Florent Moreau
Jamais je n'avais vu autant de haine, d'intolérance et d'ignorance dans une arène.
Céret, dimanche 11 juillet 2010. Ils étaient là pour ce qu'ils appellent "leur combat contre la cruauté". Ils étaient dix à peine, et ils ont sauté en piste avant la corrida avec des chaînes en fer, afin de s'attacher en rond. Ils furent évacués de manière rapide et efficace. Mais quel est leur combat ? Quel est leur ennemi ? Quels sont leurs arguments ? Pour s'opposer à la tauromachie, il faudrait d'abord se documenter et apprendre à la connaître.
C'est cette ignorance qui est le fruit d'amalgames et de comparaisons au goût douteux. D'après eux, les aficionados sont uniformisés et possèdent tous les mêmes caractéristiques : assoiffés de sang, barbares, tortionnaires, décérébrés. J'ai souvent fait abstraction des quolibets et des inepties balancées par ceux qui se déclarent "antis-corridas". Malheureusement, il est des fois où l'on ne peut pas rester de marbre devant tant de fausses-réalités et de points de vue erronés. Par ailleurs, certains d'entre eux pensent être armés d'un argumentaire puissant, en comparant par exemple la corrida aux combats de gladiateurs, ou mieux encore, à l'Holocauste ! Si ces mots inquisiteurs étaient restés en vase clos, je ne les aurais pas relevés. Malheureusement, la lutte contre la corrida est parfois ultra-médiatisée par des journaux rongés par le "politiquement correct", et reprise par des personnalités politiques voyant dans une possible interdiction le moyen d'élever leurs propres suffrages. A ce moment-là, on ne peut plus rester dans le silence devant tant d'attaques infondées. Que savent-ils ?
Connaissent-ils la vie que mène le taureau de combat avant d'entrer dans l'arène ?
Savent-ils qu'en France chaque année, ce sont 800 à 900 taureaux (âgés de deux à six ans) qui sont combattus et mis à mort dans les arènes ?
Savent-ils en comparaison combien d'animaux sont euthanasiés chaque année par la Société "dite" de Protection des Animaux ?
Savent-elles (les deux députées à l'initiative d'une proposition de loi) qu'il n'y a pas de corridas chez elles, à Niort et à Nice ? Savent-elles qu'il y aurait pour le coup de meilleures causes à défendre en rapport avec leurs circonscriptions électorales ?
Savent-ils que le fait de regarder un poste de télévision à huit heures du soir est bien plus cruel que de s'asseoir sur les gradins d'une arène à cinq heures de l'après-midi ?

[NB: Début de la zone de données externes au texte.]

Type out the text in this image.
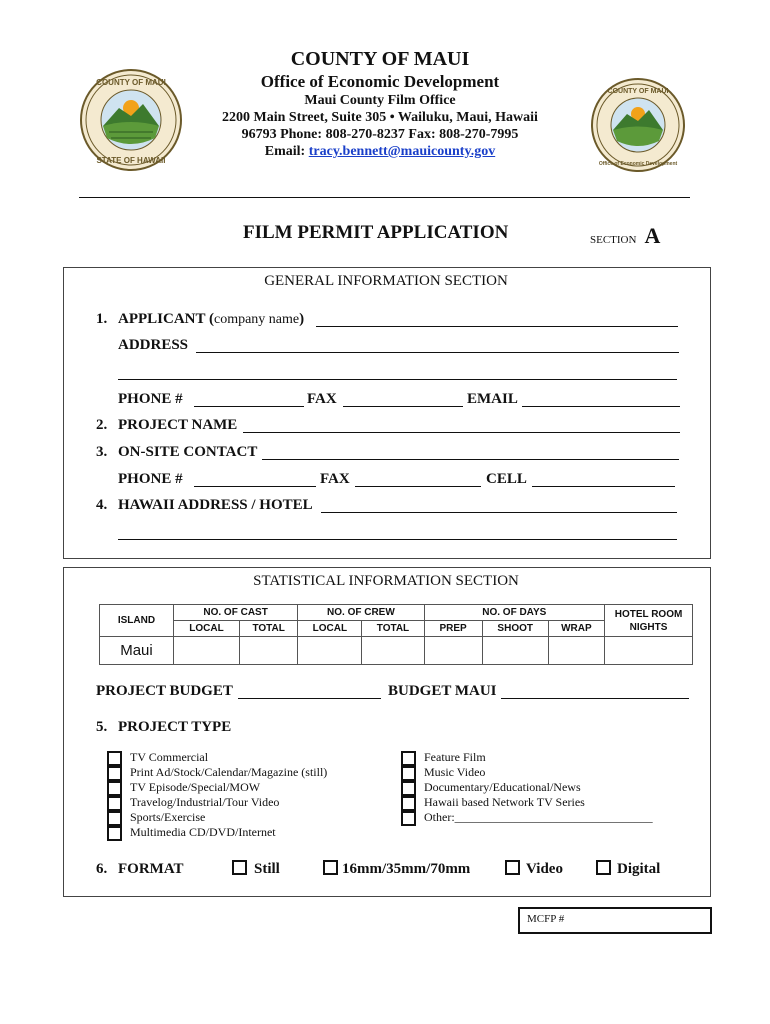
COUNTY OF MAUI
STATE OF HAWAII
COUNTY OF MAUI
Office of Economic Development
COUNTY OF MAUI
Office of Economic Development
Maui County Film Office
2200 Main Street, Suite 305 • Wailuku, Maui, Hawaii
96793 Phone: 808-270-8237 Fax: 808-270-7995
Email: tracy.bennett@mauicounty.gov
FILM PERMIT APPLICATION	SECTION A
GENERAL INFORMATION SECTION
1. APPLICANT (company name)
ADDRESS
PHONE #	FAX	EMAIL
2. PROJECT NAME
3. ON-SITE CONTACT
PHONE #	FAX	CELL
4. HAWAII ADDRESS / HOTEL
STATISTICAL INFORMATION SECTION
ISLAND	NO. OF CAST		NO. OF CREW		NO. OF DAYS			HOTEL ROOM NIGHTS
	LOCAL	TOTAL	LOCAL	TOTAL	PREP	SHOOT	WRAP	
Maui								
PROJECT BUDGET	BUDGET MAUI
5. PROJECT TYPE
TV Commercial
Print Ad/Stock/Calendar/Magazine (still)
TV Episode/Special/MOW
Travelog/Industrial/Tour Video
Sports/Exercise
Multimedia CD/DVD/Internet
Feature Film
Music Video
Documentary/Educational/News
Hawaii based Network TV Series
Other:_________________________________
6. FORMAT	Still	16mm/35mm/70mm	Video	Digital
MCFP #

Toutes ces interrogations peuvent se multiplier à l'infini. Ils ont instauré un nouveau principe : "luttons contre quelque chose que nous ne connaissons pas". C'est aberrant, mais on peut les comprendre. Car la corrida ne fait pas partie du modèle de société aseptisée dont ils rêvent.
Mais la corrida est encore là, et elle traverse les époques. Malheureusement, elle est mal défendue et se trouve parfois en proie aux dérives. Beaucoup disent qu'il s'agit d'un "art" à l'état pur. Mais à quoi bon la classer comme telle ? La corrida n'est pas un ballet artistique, c'est avant tout un combat où l'homme vient sauver sa vie avant de prendre celle du taureau. Après cela, une dimension artistique pourra parfois apparaître, cela dépend aussi des sensibilités. Mais la corrida n'est pas un "art" à classer parmi tant d'autres. Et elle pose à chaque fois plus de questions qu'elle n'apporte de réponses à l'aficionado qui y assiste.
Pour ma part et d'après ma sensibilité, la corrida est ce combat où sont mêlés le danger, le courage, l'appréhension, la combativité du taureau, le respect qu'on lui porte, et l'émotion que tout cet ensemble dégage. Une émotion unique et exceptionnelle. Voir un taureau puissant, brave et plein de caste, avec face à lui un matador qui usera de sincérité et d'un courage hors norme, cela n'a pas d'égal.
Le 11 juillet dernier à Céret, deux heures quarante-cinq après que les militants animalistes aient vainement sauté en piste, on venait de voir une grande corrida de toros ! Car le fait marquant de cet après-midi là, c'est que l'on avait vu des Toros et des hommes, lors d'une corrida d'une intensité rare, pleine d'émotion.
La corrida est unique, parfois décevante, parfois magnifique, mais elle n'a rien de comparable.